The source of that water is an intensely salty lake trapped beneath 1,300 feet of ice, and a new study has now found that microbes have carved out a niche for themselves in that inhospitable environment, living on sulfur and iron compounds. The bacteria colony has been isolated there for about 1.5 million years, researchers say, ever since the glacier rolled over the lake and created a cold, dark, oxygen-poor ecosystem.
In the sub-glacial lake, the microbes have no chance of getting energy through photosynthesis. Instead, the microbes live off the minerals that were trapped in the lake with them, the researchers explain in the study, published in Science. It appears that energy is obtained when sulfur is cycled through different oxidation states by reacting it with iron…. The oxidized sulfur is then used to react with carbon compounds, powering the metabolism [Ars Technica].

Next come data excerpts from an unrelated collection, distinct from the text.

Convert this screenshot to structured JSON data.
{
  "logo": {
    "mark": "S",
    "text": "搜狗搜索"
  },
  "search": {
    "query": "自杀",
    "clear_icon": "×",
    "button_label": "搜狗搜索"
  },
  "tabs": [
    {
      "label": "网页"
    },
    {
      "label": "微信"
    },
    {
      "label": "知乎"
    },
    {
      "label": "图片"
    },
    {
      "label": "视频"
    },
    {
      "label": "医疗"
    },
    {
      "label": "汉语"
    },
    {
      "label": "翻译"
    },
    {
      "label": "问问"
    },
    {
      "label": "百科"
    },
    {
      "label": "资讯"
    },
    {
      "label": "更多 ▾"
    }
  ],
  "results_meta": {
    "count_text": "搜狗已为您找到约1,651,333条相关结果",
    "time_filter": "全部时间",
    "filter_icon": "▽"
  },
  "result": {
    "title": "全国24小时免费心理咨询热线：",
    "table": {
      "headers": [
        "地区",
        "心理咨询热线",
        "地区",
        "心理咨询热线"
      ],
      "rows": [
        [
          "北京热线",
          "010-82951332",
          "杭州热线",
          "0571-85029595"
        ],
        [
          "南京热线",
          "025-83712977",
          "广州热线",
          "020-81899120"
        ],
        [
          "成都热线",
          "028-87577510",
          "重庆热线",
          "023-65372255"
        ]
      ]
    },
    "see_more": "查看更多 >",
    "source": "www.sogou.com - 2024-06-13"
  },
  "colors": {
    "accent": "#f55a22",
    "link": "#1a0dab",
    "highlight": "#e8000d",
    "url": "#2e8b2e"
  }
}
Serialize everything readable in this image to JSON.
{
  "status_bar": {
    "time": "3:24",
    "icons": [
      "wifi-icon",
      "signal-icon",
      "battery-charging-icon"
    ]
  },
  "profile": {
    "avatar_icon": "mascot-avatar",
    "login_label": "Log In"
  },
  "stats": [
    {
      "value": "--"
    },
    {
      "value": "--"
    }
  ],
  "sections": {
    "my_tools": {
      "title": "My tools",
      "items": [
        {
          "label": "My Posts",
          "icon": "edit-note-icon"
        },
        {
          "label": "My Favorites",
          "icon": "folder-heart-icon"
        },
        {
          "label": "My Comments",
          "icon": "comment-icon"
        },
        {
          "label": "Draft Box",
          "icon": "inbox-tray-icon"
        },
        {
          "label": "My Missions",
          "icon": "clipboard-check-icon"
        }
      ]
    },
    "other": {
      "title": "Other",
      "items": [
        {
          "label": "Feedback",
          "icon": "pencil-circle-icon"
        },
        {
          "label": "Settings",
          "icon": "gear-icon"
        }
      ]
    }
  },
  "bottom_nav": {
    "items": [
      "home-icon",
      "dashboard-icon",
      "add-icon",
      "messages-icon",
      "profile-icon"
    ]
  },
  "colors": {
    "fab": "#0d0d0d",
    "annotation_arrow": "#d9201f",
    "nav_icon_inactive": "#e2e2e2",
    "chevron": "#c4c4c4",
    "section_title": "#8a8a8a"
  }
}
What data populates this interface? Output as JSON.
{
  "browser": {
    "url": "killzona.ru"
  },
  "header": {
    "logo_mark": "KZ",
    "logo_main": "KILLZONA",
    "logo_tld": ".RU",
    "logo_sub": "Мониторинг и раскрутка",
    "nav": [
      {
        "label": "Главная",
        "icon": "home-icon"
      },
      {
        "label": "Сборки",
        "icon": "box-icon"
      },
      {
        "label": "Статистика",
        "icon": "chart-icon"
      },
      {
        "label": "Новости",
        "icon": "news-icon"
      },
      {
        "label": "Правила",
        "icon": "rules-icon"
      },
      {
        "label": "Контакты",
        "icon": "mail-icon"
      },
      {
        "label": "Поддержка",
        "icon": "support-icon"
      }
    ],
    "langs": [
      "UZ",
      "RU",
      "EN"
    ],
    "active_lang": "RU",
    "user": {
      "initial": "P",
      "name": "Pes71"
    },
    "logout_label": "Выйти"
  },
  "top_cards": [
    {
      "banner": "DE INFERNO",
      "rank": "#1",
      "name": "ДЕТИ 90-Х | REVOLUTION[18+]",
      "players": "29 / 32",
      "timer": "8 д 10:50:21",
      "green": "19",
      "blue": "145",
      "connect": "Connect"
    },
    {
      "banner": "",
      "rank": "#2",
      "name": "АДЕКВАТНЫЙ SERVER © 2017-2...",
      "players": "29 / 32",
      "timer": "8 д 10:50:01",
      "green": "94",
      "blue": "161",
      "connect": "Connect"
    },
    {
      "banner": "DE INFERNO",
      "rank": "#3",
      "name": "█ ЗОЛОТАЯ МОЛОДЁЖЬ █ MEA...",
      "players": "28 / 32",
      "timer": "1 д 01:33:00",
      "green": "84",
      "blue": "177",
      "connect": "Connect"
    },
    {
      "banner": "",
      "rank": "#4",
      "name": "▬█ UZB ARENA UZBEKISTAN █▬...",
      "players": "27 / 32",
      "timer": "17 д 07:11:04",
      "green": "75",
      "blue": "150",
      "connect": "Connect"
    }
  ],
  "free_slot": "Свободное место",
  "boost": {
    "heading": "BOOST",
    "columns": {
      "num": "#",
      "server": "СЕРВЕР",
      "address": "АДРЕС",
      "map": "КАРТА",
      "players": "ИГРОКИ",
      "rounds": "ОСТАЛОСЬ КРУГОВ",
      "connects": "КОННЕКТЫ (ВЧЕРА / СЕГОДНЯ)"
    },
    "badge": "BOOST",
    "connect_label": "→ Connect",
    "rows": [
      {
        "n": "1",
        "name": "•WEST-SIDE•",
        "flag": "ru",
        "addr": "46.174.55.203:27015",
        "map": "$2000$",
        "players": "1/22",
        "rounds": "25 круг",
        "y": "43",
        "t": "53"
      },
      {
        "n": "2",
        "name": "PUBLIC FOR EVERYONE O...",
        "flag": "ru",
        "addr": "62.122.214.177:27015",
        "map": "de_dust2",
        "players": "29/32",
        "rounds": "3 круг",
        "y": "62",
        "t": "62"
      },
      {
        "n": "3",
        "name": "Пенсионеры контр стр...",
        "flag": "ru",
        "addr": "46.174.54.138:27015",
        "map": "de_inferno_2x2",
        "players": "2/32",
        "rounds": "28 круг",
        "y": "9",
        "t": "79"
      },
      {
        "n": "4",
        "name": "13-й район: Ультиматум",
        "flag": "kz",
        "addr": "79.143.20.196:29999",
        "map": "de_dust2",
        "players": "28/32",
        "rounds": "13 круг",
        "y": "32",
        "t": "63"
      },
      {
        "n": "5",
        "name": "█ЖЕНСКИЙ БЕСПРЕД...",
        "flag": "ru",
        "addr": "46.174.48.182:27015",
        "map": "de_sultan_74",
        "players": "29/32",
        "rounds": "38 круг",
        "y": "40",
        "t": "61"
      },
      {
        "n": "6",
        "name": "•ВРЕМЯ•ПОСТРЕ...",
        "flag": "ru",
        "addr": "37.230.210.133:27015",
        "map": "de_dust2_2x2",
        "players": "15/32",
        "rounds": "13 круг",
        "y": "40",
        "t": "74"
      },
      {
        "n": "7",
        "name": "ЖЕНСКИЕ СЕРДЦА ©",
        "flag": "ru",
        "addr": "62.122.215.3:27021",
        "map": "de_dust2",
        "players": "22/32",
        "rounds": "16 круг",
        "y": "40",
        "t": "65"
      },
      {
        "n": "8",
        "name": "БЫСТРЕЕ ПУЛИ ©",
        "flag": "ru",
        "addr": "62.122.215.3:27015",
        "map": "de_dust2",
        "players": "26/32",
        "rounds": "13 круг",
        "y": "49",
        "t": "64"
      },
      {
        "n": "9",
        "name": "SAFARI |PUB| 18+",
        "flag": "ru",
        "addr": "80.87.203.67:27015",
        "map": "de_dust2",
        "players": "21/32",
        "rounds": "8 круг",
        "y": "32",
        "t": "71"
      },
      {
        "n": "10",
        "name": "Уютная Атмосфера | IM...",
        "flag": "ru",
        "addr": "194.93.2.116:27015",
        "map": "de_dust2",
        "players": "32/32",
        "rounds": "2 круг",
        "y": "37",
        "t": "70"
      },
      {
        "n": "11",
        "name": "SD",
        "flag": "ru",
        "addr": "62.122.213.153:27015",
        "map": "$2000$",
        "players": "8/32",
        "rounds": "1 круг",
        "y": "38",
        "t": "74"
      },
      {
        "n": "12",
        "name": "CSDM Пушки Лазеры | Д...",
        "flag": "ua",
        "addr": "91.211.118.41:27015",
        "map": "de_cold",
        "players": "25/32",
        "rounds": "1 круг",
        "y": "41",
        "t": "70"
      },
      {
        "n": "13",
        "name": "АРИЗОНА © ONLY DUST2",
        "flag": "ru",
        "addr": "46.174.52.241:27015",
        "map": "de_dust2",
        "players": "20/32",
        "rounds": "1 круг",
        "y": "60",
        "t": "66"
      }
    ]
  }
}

Similar critters may have lived 600 to 800 million years ago during the harsh epoch known as “snowball Earth,” when glaciers reached into the tropics, explains study coauthor Ann Pearson. Back then, photosynthesis probably ground to a halt across the planet, and marine bacteria may have only managed to eke out a living in the same way as those living under Taylor Glacier, Pearson says. “Life in sea water, as we know it, could maintain reasonable continuity through an event like this” [New Scientist].
And if life can thrive in one of the toughest environments on earth, maybe it has found a way to take hold elsewhere as well, says lead researcher Jill Mikucki. “If it can survive below this glacier, why not below the ice cap on Mars and on Europa?” asks Mikucki [Nature News].